The field of geoengineering has long been big on ideas but short on respect. Some of the approaches that researchers have dreamed up include launching fleets of space-based shades to dim the sunlight hitting Earth or altering the albedo of the ocean with light-colored reflectors. Perhaps the best-known idea is to pump aerosols into the stratosphere to mimic the cooling effect of volcanoes. But there's been scant support from mainstream scientists, many of whom fear that even mentioning the g-word could derail discussion of carbon-emissions cuts. Others worry that technological tinkering might backfire. "I just accepted on faith as an environmental scientist that this had to be a bad idea," said Harvard's Scot Martin, who said he was reluctantly coming around.

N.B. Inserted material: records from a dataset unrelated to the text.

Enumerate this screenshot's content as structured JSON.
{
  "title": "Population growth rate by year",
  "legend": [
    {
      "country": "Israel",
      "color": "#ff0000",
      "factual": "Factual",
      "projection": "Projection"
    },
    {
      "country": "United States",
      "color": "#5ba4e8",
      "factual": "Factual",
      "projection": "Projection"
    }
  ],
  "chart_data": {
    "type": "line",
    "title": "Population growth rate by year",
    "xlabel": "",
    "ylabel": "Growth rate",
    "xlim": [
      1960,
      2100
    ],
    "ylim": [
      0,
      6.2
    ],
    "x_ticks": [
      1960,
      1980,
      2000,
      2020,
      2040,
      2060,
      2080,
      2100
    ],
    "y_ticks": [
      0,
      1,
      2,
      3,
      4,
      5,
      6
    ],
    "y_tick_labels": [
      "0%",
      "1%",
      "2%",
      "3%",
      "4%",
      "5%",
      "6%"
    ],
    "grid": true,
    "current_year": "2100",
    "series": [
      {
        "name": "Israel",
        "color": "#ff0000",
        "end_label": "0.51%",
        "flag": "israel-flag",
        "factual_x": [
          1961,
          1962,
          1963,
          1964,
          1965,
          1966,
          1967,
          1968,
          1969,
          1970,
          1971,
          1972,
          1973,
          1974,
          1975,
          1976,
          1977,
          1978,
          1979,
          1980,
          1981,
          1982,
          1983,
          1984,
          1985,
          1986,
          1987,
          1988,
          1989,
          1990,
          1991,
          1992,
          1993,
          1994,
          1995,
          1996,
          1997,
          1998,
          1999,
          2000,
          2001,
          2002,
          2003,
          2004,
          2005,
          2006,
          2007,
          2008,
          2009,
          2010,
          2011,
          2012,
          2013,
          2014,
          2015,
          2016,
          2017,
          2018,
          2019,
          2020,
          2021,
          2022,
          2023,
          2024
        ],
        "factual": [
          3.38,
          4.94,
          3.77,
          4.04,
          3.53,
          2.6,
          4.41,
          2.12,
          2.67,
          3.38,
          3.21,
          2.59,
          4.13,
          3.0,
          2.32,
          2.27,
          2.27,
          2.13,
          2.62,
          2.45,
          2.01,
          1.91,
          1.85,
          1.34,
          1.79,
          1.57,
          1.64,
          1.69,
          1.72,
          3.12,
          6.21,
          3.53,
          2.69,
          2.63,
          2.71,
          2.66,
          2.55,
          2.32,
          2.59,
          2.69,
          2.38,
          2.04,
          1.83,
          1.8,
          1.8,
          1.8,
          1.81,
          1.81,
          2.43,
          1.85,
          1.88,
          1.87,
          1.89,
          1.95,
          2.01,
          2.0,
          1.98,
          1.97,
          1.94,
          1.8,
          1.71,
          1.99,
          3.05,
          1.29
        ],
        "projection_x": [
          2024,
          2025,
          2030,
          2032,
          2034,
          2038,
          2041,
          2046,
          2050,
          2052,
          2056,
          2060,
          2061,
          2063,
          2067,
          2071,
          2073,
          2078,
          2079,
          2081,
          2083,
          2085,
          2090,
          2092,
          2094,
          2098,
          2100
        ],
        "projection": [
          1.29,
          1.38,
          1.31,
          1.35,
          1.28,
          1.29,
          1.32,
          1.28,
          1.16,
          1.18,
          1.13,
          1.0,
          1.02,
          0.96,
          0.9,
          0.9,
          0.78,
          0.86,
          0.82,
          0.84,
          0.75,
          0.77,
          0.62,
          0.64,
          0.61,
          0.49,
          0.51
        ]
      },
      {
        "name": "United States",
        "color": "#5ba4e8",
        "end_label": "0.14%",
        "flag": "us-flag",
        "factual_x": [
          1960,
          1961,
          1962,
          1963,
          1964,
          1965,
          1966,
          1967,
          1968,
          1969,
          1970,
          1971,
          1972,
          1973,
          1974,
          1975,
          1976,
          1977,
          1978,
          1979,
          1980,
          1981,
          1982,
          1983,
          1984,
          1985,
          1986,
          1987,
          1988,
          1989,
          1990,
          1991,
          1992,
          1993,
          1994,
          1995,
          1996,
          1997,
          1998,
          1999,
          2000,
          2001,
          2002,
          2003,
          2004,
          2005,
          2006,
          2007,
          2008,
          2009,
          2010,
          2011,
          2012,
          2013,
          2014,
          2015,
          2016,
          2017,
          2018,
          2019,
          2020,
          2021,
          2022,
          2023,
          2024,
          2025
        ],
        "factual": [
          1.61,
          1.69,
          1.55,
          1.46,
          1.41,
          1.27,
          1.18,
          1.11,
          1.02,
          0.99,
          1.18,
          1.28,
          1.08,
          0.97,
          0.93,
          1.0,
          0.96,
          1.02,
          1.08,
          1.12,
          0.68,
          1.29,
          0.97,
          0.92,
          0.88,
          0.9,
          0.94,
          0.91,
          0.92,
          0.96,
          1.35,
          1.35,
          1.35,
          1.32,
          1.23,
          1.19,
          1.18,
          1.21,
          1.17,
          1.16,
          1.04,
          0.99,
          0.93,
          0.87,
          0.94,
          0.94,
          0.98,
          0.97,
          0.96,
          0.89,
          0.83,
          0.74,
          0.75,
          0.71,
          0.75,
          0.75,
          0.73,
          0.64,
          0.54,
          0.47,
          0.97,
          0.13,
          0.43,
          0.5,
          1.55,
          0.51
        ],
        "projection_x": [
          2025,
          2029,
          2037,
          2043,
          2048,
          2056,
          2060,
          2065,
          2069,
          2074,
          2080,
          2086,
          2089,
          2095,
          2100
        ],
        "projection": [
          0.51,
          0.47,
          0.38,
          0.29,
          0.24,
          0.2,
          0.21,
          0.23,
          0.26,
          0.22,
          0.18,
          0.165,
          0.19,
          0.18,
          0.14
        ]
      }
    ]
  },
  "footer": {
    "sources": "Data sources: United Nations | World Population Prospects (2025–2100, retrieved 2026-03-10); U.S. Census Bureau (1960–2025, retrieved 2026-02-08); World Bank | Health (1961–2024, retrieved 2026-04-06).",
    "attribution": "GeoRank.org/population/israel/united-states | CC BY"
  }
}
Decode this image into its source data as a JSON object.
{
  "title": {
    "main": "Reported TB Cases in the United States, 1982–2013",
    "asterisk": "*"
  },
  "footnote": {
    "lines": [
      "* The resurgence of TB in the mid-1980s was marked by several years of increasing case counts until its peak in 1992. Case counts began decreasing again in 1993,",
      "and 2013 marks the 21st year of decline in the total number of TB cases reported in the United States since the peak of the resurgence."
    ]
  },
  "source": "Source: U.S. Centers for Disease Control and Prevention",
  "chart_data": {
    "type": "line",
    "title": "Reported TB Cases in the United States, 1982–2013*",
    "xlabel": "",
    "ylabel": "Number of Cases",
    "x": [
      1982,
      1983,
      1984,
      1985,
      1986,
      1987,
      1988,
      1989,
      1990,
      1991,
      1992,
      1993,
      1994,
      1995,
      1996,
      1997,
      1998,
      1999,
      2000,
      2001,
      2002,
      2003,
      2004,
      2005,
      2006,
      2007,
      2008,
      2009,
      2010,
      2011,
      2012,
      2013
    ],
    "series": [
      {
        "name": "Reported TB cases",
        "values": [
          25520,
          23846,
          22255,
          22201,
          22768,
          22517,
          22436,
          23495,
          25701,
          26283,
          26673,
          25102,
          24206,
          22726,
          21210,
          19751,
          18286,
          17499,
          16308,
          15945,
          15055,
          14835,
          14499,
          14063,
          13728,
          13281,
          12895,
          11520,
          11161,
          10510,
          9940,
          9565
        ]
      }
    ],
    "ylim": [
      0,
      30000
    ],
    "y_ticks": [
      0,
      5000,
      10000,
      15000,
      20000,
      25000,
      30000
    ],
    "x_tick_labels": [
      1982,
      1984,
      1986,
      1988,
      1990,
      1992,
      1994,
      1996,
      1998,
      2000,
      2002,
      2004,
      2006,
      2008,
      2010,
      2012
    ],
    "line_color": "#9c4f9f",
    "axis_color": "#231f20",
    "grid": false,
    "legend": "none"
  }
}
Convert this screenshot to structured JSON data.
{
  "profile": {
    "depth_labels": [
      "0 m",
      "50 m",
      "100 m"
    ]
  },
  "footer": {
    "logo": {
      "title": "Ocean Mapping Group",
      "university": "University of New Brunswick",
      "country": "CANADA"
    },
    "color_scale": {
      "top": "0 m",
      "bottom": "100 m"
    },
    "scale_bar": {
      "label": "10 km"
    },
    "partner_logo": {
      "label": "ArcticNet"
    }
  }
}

Harvard geochemist Daniel Schrag and physicist David Keith of the University of Calgary thought that geoengineering deserved a closer look (Science, 26 October, p. 551). In an opening presentation yesterday, Schrag explained that extensive, rapid melting of arctic sea ice (ScienceNOW, 2 May) and the fact that the world's 2005 and 2006 carbon emissions from fossil fuels were higher than predictions by the Intergovernmental Panel on Climate Change are forcing the hands of climate scientists. Schrag also fears that when countries are faced with the prospect of even more drastic environmental change, they will turn to geoengineering regardless of whether the consequences are known. "We're going to be doing this if we're afraid of something really bad happening, like the Greenland ice sheet collapsing," he said.

The degree of scientific uncertainty was clear throughout the 2-day meeting. In a discussion of existing models, climate modeler Ken Caldeira of the Carnegie Institution of Washington in Stanford, California, concluded that reducing the intensity of sunlight hitting Earth by about 2% could "markedly diminish" the massive warming effects of an atmosphere with a carbon dioxide content of 560 parts per million (ppm). (The current level is about 385 ppm.) But over lunch, researchers debated the analysis. "You know you can get some sea ice back," Caldeira said to David Battisti of the University of Washington, Seattle. "I don't know that," Battisti retorted, explaining that Caldeira's model assumed a so-called slab ocean, which does not include the heat circulation patterns that help determine the fate of polar ice.

And then there are the risks. Harvard paleoclimate scientist Peter Huybers told his colleagues during one session that understanding of the world's climate may not be sufficient to properly wield geoengineering tools. "We should be humble about how much we know about the climate system," Huybers said.

Most of the discussion focused on whether to jump-start what has been an anemic research agenda with no public financing. Some participants said that they were spurred into action by a paper that appeared in Climatic Change last year, in which Nobelist Paul Crutzen called for geoengineering research (Science, 20 October 2006, p. 401). Others were swayed more recently. Just 2 weeks ago, modeler Raymond Pierrehumbert of the University of Chicago in Illinois, writing on the RealClimate blog, compared discussing geoengineering to "having a shiny new toy" and told climate scientists to "get back to the serious business of trying to figure out how to economically reduce global CO2 emissions." At the meeting, however, Pierrehumbert urged scientists to study the problem as a supplement to cutting greenhouse gas emissions, although he called for a 10-year moratorium on any geoengineering. "To the extent I've changed my mind a little bit," Pierrehumbert explained to Science, the reason is the ease with which countries could embark on geoengineering.

Harvard climate researcher James Anderson told the group that the arctic ice was "holding on by a thread" and that more carbon emissions could tip the balance. The delicacy of the system, he said "convinced me of the need for research into geoengineering," Anderson said. And 5 years ago? "I would have said it's a very inappropriate solution to the problem."